This case does not involve a cybertrap per se, but it does help to illustrate two related topics: 1) the ongoing profound impact that video is having on both policing and the policing of the police; and 2) as always, the perils of attempted cover-ups. (Actually, this is a case in which a cover-up would have been a good idea.)
Last November, Officer Jason Miller of the Newton (NJ) Police Department was arrested on charges of exposing himself to “numerous” young male drivers during traffic stops. His behavior came to light after the Newton Police Department received two anonymous complaints describing the activity. The Department immediate suspended the 14-year veteran without pay and charged him with two counts of official misconduct, one count of a pattern of official misconduct, and one count of lewdness.
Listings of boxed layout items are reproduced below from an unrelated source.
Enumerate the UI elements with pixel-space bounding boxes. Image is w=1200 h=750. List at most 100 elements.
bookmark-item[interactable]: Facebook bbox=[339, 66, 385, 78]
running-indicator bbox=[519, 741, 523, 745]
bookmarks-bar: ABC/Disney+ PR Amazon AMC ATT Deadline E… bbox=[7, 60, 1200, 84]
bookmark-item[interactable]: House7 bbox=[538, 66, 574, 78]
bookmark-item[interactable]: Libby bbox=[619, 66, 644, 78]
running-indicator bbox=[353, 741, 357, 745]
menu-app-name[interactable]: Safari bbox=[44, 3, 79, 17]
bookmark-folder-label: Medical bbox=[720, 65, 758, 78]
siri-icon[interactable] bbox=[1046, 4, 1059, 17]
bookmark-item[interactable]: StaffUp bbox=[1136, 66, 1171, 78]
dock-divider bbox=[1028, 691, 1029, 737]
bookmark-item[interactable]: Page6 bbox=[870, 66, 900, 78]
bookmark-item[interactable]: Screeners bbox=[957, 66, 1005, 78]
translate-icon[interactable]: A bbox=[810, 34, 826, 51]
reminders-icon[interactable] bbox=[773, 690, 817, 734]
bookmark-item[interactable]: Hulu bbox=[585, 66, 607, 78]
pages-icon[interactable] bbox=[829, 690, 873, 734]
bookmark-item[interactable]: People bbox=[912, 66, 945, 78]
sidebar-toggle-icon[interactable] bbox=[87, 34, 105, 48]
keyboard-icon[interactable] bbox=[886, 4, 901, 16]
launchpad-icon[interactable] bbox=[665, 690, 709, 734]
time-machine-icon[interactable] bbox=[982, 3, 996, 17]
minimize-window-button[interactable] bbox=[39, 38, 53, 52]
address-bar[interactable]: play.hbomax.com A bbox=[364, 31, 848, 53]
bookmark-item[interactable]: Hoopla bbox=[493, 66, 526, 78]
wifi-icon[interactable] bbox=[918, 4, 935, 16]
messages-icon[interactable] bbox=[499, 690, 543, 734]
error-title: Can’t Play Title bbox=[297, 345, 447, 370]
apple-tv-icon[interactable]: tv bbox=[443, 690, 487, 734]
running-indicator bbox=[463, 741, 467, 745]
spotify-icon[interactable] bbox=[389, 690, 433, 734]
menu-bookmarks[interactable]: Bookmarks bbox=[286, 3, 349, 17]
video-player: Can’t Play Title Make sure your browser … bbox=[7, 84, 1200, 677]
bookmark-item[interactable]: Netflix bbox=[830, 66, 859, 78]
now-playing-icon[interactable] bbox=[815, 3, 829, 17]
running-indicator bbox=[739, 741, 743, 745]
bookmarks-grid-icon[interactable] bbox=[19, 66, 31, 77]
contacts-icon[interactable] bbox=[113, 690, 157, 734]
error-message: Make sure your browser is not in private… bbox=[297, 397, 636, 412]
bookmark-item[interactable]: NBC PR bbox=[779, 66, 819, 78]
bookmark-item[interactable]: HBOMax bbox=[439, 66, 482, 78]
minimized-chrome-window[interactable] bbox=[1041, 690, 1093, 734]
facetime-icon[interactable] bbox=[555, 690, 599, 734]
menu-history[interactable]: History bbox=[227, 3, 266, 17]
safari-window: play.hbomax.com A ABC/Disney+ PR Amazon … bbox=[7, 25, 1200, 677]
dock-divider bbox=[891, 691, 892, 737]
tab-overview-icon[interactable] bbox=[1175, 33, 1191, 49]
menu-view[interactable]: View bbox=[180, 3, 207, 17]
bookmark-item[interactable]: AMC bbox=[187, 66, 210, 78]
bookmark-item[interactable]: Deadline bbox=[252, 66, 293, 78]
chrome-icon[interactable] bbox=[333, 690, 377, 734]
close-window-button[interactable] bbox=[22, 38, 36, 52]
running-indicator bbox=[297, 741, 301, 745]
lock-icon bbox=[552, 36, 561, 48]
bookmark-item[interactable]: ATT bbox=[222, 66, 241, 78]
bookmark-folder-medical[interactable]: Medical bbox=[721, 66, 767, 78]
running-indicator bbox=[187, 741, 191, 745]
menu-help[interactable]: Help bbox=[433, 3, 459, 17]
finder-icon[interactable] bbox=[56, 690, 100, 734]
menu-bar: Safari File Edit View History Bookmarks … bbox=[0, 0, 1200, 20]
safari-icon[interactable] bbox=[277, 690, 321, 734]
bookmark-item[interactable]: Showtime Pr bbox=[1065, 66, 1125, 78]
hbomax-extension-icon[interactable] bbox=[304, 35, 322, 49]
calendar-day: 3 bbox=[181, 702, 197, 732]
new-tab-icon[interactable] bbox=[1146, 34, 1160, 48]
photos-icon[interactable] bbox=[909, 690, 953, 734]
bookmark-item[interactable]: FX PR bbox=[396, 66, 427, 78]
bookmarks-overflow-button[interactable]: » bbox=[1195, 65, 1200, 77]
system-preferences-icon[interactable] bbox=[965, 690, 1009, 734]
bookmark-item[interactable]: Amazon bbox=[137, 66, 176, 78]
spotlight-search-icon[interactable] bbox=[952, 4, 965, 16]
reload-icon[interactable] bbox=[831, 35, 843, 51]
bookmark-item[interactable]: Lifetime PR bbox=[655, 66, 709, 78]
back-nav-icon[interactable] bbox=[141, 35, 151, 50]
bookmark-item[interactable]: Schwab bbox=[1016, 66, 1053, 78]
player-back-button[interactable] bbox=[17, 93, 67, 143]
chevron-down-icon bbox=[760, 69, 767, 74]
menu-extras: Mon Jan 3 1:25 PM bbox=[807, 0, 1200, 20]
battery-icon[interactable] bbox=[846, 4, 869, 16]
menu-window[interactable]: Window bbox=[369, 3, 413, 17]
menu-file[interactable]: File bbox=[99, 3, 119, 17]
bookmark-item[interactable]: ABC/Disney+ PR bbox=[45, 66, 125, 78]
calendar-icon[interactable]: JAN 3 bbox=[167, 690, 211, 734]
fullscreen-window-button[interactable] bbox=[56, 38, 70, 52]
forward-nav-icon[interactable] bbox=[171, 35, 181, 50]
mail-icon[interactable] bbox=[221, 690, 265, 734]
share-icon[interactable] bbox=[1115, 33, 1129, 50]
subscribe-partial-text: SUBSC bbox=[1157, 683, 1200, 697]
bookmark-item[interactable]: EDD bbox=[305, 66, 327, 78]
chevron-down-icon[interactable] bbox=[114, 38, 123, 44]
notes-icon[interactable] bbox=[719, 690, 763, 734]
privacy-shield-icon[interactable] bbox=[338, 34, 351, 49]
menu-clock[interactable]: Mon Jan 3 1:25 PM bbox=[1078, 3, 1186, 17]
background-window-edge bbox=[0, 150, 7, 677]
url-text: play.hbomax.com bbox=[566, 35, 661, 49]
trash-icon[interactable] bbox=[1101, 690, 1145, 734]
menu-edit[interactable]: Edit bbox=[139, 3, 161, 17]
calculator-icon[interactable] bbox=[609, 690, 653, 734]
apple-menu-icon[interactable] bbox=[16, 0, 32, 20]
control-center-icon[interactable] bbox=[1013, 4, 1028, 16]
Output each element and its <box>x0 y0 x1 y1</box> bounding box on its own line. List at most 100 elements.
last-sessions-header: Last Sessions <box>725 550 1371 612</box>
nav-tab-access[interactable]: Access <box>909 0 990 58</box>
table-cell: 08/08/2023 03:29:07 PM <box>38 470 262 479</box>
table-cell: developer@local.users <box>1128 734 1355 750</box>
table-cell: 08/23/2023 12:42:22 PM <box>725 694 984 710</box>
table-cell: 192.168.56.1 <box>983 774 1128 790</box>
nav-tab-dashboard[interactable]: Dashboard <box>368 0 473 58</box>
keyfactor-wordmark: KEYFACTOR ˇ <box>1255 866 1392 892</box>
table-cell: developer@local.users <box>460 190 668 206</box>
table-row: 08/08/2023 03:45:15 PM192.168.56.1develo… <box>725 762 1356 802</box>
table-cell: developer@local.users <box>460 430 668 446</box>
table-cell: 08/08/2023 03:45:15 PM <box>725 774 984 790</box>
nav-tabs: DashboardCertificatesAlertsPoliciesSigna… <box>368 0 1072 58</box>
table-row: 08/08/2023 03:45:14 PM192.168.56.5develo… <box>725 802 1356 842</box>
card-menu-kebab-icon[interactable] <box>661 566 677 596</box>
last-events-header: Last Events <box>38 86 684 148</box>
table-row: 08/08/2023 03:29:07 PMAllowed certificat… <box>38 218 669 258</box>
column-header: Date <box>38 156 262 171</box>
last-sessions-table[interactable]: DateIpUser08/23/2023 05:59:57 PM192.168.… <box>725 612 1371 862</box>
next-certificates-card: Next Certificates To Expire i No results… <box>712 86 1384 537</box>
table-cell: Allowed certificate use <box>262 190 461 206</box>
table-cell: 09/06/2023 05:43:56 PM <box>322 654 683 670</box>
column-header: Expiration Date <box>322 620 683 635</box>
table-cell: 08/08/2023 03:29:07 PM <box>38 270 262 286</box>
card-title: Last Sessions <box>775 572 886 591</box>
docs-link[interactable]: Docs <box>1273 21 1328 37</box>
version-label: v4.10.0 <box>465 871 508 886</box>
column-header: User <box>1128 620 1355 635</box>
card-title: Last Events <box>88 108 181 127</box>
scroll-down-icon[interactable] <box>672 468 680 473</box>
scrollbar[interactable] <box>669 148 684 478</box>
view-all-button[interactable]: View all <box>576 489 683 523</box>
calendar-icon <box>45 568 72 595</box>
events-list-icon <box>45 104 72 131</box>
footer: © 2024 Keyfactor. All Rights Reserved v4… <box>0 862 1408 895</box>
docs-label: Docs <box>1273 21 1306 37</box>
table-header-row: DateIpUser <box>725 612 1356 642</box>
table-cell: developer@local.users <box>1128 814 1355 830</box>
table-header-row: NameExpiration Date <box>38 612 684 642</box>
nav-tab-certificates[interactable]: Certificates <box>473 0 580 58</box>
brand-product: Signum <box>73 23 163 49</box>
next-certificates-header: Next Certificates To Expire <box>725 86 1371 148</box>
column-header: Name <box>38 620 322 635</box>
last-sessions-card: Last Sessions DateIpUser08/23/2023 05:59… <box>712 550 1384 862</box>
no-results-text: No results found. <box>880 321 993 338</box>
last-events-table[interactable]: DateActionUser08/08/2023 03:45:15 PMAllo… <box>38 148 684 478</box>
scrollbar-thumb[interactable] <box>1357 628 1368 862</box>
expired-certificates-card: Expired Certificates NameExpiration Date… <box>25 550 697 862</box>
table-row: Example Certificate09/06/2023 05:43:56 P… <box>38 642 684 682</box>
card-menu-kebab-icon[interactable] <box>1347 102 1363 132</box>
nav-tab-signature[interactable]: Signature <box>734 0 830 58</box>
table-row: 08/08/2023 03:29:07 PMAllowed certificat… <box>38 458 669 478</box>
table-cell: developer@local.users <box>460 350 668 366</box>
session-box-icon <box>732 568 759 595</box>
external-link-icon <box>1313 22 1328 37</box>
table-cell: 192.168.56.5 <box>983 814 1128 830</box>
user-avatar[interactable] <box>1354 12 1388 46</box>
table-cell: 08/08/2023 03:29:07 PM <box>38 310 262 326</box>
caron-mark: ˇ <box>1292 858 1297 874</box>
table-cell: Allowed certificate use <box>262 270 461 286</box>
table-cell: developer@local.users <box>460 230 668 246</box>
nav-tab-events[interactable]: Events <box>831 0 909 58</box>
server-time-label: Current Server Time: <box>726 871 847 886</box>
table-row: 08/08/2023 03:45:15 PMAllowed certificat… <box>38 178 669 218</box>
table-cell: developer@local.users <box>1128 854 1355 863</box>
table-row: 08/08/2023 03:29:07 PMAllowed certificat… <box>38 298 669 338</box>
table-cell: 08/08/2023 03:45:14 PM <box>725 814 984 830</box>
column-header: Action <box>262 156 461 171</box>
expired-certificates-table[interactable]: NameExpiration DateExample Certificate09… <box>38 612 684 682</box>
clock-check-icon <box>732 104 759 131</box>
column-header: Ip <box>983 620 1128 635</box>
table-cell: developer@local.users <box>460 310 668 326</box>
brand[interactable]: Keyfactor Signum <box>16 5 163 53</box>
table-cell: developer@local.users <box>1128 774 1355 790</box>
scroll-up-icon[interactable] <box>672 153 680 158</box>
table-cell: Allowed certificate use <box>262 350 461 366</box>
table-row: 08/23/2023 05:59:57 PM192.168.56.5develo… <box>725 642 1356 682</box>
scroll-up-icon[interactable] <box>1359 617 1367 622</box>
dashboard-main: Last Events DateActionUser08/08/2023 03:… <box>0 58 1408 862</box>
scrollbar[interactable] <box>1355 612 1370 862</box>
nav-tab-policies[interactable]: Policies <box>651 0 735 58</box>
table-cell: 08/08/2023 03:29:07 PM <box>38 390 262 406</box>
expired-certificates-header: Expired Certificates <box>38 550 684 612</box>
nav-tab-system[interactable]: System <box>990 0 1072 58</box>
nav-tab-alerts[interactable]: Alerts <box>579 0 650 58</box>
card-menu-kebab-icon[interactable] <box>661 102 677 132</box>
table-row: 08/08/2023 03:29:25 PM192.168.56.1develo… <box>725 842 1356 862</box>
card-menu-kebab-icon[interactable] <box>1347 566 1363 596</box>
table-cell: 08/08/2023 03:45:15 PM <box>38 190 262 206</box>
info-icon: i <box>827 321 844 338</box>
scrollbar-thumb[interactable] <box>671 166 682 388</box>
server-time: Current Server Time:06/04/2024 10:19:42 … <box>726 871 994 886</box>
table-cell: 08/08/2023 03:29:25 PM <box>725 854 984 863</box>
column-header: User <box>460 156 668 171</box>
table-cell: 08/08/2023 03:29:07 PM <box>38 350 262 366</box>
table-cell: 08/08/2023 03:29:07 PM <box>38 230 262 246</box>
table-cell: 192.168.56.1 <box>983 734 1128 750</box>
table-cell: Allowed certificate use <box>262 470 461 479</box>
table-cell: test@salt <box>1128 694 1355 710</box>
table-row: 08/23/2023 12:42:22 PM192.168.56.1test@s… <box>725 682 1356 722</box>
According to the affidavit of probable cause (published online by The Smoking Gun), a review of Miller’s Mobile Audio/Video Recording (MVR) unit showed several instances in which Miller stopped drivers for obvious motor vehicle violations, but then let the drivers go after exposing himself to them.
On Monday, Miller accepted a plea deal in which he agreed to plead guilty to one count of tampering with evidence. Specifically, Miller admits to turning off his MVR in an attempt “to conceal unprofessional and inappropriate conduct.”
In addition, Miller has agreed to resign from the Newton Police Force, and he will be barred from serving as a law enforcement officer in the state of New Jersey. Prosecutors are also asking that he be sentenced to 60 days in jail. Miller will be formally sentenced on August 7.